Question

An electromagnetic radiation of frequency $3 \times {10^{15}}$ Hz falls on a photo surface whose work function is 4 eV. Then the maximum velocity of the photoelectrons emitted from the surface is
(given $h = 6.6 \times {10^{ - 34}}Js,m = 9 \times {10^{ - 31}}Kg$ )
A. $1.7 \times {10^6}m{s^{ - 1}}$
B. $3.4 \times {10^6}m{s^{ - 1}}$
C. $2.5 \times {10^6}m{s^{ - 1}}$
D. $2.0 \times {10^6}m{s^{ - 1}}$

Answer 1

When light (electromagnetic radiation) falls on a surface, some energy is required to release photons from the surface and the rest is used to increase the K.E. of the ejected photons. According to photoelectric effect, $K.E = E + {E_o} = h\upsilon - h{\upsilon _o}$ , where $h{\upsilon _o}$ is the energy of the incident photons (Work function), $h\upsilon$ is the energy of ejected photons. Substitute the values and find the value of K.E. Kinetic energy is also given as $\dfrac{1}{2}m{v^2}$ , where mass is given. Substitute the values of mass and obtained K.E. and find the value of the velocity v, where v is the velocity of the emitted photons.

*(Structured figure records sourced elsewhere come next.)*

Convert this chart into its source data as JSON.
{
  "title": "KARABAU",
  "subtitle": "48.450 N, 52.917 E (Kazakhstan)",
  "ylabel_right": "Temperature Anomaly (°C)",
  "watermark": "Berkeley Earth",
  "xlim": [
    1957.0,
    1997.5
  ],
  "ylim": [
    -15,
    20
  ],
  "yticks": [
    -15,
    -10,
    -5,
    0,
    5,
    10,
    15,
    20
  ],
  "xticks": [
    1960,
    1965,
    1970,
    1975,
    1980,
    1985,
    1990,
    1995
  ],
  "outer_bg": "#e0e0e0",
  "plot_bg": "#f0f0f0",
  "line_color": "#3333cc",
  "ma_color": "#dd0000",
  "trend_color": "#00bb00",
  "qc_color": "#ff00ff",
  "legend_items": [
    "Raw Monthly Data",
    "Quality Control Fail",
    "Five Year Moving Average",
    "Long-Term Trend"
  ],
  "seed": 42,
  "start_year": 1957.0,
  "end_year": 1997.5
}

Complete step by step answer:
We are given an electromagnetic radiation of frequency $3 \times {10^{15}}$ Hz falls on a photo surface whose work function is 4 eV.
And we have to calculate the maximum velocity of the photoelectrons emitted from the surface.
$K.E = E + {E_o} = h\upsilon - h{\upsilon _o}$, where h is the Planck’s constant, $E$ is the energy of the ejected photons from the photo surface and ${E_o}$ is the energy of the incident photons to the photo surface which can also be called as Wok function.
$h{\upsilon _o} = W \\\ K.E = h\upsilon - W \\\ W = 4eV,h = 6.6 \times {10^{ - 34}}Js,\upsilon = 3 \times {10^{15}}Hz \\\ K.E = \left( {6.6 \times {{10}^{ - 34}} \times 3 \times {{10}^{15}}} \right) - 4eV \\\ 1eV = 1.6 \times {10^{ - 19}}J \\\ \implies K.E = \left( {6.6 \times {{10}^{ - 34}} \times 3 \times {{10}^{15}}} \right) - \left( {4 \times 1.6 \times {{10}^{ - 19}}} \right) \\\ \implies K.E = \left( {19.8 \times {{10}^{ - 19}}} \right) - \left( {6.4 \times {{10}^{ - 19}}} \right) \\\ \implies K.E = 13.4 \times {10^{ - 19}} = 1.34 \times {10^{ - 18}}J \\\$
Kinetic energy is also equal to $\dfrac{1}{2}m{v^2}$
$K.E = \dfrac{1}{2}m{v^2} \\\ v = \sqrt {\dfrac{{2K.E}}{m}} \\\ m = 9 \times {10^{ - 31}}Kg,K.E = 1.34 \times {10^{ - 18}}J \\\ v = \sqrt {\dfrac{{2 \times 1.34 \times {{10}^{ - 18}}}}{{9 \times {{10}^{ - 31}}}}} \\\ \implies v = \sqrt {2.97 \times {{10}^{12}}} \\\ \therefore v = 1.7 \times {10^6}m/s \\\$
The maximum velocity of the photoelectrons emitted from the surface is $1.7 \times {10^6}m{s^{ - 1}}$

So, the correct answer is “Option A”.

Note:
The above given question describes a phenomenon called photoelectric effect, when light hits a surface, it ejects electrons from them and the photon delivers its total energy to a single electron; whereas Compton Effect is another phenomenon, the photon transfers part of its energy to a single electron. The definitions of these two phenomena are almost the same but they both are completely different. So be careful while defining photoelectric effects.